How much does a DUTCH test cost?
Because there is insufficient data to support the use of the DUTCH test, it is usually not covered by insurance. The baseline DUTCH Complete test costs $500, and the prices go up from there. Because of that price tag, you should consider whether your doctor will be able to use the results meaningfully before adding to cart, Fraser says.
“There are groups of clinicians who rely more heavily on things like the DUTCH test. If that is a type of care that you’re looking for, there are functional medicine physicians or clinicians who may be able to support you in getting testing and may give you a little bit more guidance. But as a physician who follows major national clinical guidelines, I can’t advise someone on something that I don’t have the data to support or I haven’t been trained to interpret.”
What You Should Ask Yourself Before Purchasing Alternative Tests & Supplements
When we’re frustrated with our health care, of course we turn to Google and social media to find answers and read about others’ experiences. But before you buy products recommended in the comments, consider the following, Fraser says:
- Where did this information come from? Is the person talking about the test a clinician with verifiable credentials? What’s the evidence? Why are they saying this works? Who studied it, and how many people were in that study? What were the side effects? Or, is this an individual sharing their experience?
- Does this other person’s experience apply to me?
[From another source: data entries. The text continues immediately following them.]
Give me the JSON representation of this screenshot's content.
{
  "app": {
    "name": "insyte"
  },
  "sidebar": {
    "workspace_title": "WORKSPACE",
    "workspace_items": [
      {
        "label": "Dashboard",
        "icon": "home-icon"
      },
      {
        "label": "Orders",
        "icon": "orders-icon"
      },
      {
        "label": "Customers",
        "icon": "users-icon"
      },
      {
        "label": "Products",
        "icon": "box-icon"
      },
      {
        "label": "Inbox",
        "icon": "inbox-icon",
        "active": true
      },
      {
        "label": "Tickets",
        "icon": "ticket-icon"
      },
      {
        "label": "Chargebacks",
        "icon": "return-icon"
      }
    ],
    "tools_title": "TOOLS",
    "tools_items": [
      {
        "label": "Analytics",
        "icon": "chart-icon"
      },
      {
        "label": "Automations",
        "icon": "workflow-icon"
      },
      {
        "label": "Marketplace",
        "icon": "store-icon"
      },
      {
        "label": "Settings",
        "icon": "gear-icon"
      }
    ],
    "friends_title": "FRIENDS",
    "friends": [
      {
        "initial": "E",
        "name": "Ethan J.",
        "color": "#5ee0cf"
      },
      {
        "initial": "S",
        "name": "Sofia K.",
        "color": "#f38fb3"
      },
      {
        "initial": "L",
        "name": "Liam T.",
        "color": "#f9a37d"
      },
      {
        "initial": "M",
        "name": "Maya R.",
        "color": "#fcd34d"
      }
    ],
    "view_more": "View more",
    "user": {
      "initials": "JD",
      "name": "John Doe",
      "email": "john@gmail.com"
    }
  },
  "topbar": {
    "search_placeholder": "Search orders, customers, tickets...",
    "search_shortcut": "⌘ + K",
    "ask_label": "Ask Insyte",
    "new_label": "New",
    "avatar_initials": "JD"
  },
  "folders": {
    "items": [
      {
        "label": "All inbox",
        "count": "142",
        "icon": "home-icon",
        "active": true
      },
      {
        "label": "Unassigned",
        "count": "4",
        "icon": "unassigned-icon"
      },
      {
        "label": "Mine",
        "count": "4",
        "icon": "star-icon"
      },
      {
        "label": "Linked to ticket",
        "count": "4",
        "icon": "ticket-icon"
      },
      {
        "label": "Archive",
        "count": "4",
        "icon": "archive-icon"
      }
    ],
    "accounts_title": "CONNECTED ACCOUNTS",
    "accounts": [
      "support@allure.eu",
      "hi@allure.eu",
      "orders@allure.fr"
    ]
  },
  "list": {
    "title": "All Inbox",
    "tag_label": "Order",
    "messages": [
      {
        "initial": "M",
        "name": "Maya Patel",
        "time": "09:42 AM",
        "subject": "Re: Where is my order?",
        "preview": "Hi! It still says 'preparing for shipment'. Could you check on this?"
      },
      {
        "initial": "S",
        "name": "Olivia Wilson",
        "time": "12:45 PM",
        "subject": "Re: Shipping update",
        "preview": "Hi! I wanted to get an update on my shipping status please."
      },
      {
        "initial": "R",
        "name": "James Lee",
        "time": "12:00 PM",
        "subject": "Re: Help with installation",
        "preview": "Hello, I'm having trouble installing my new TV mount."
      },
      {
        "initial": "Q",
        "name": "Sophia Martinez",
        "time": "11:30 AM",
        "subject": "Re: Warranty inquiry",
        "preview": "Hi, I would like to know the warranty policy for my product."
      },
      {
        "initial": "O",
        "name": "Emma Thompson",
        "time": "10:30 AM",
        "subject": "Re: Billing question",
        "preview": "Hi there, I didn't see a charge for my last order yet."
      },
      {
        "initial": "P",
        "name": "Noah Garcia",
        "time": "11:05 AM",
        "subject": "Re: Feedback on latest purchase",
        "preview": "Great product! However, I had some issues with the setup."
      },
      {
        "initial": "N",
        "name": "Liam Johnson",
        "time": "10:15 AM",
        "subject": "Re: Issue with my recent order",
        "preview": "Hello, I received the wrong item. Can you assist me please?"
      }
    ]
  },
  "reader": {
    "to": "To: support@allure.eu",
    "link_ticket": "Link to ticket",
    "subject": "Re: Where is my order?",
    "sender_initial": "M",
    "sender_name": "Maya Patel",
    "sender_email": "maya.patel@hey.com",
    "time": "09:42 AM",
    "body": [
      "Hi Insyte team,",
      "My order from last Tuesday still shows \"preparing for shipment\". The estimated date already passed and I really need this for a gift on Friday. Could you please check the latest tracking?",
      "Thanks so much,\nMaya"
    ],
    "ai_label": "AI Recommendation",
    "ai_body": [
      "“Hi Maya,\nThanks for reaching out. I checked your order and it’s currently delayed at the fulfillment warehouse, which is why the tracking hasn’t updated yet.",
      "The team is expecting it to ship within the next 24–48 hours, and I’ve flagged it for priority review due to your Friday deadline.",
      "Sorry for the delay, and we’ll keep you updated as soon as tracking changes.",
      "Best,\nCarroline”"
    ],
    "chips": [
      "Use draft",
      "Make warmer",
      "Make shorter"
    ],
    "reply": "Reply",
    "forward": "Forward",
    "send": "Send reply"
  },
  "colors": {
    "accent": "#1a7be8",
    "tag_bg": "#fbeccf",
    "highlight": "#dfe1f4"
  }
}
OB-GYNs may order hormone testing to diagnose specific conditions or rule out others. One person saying they received a hormone panel doesn’t mean it’s appropriate or helpful for your needs. “We don’t always know the context with which people are telling us their stories. We don’t know their medical histories, we don’t know anything else about what they’re telling us. We all have different medical conditions. We take different medications. There are things that will and won’t apply to us.”
- If I take this test and get the results, what happens next? Ask your doctor if they can take any action based on a screening before you buy it. If the manufacturer or provider offering it will use the results to sell you something, be wary. “A lot of times, what a clinician who orders this may do is then utilize it to then sell the patient other treatments, whether it be supplements or other things that are not FDA-approved, well-accepted, or that have a lot of data,” Fraser says.
If you went in to your OB-GYN hoping to get bloodwork to check your hormones, don’t hesitate to ask them why they don’t want to order it, Fraser and Spencer agree. You can say, “I was hoping to leave with lab orders for a hormone panel to better understand what’s going on. Is that an option, and would it help me find the answers I’m wanting?” Or, “I saw this other test online. Does this apply to me? Is this something I should be thinking about?”
“Medical care is a negotiation,” Spencer adds, saying she often orders bloodwork for patients who still want it. It may just be that your doctor is trying to save you the trouble and the copay by making it clear the test results aren’t reliable enough to inform your perimenopause treatment plan one way or the other. But if a blood test will give you peace of mind, they will likely still order it.
“I think it’s great to have the conversation, but there’s definitely information overload that I think people really need the assistance of a trusted clinician to help them sort through it,” Fraser says.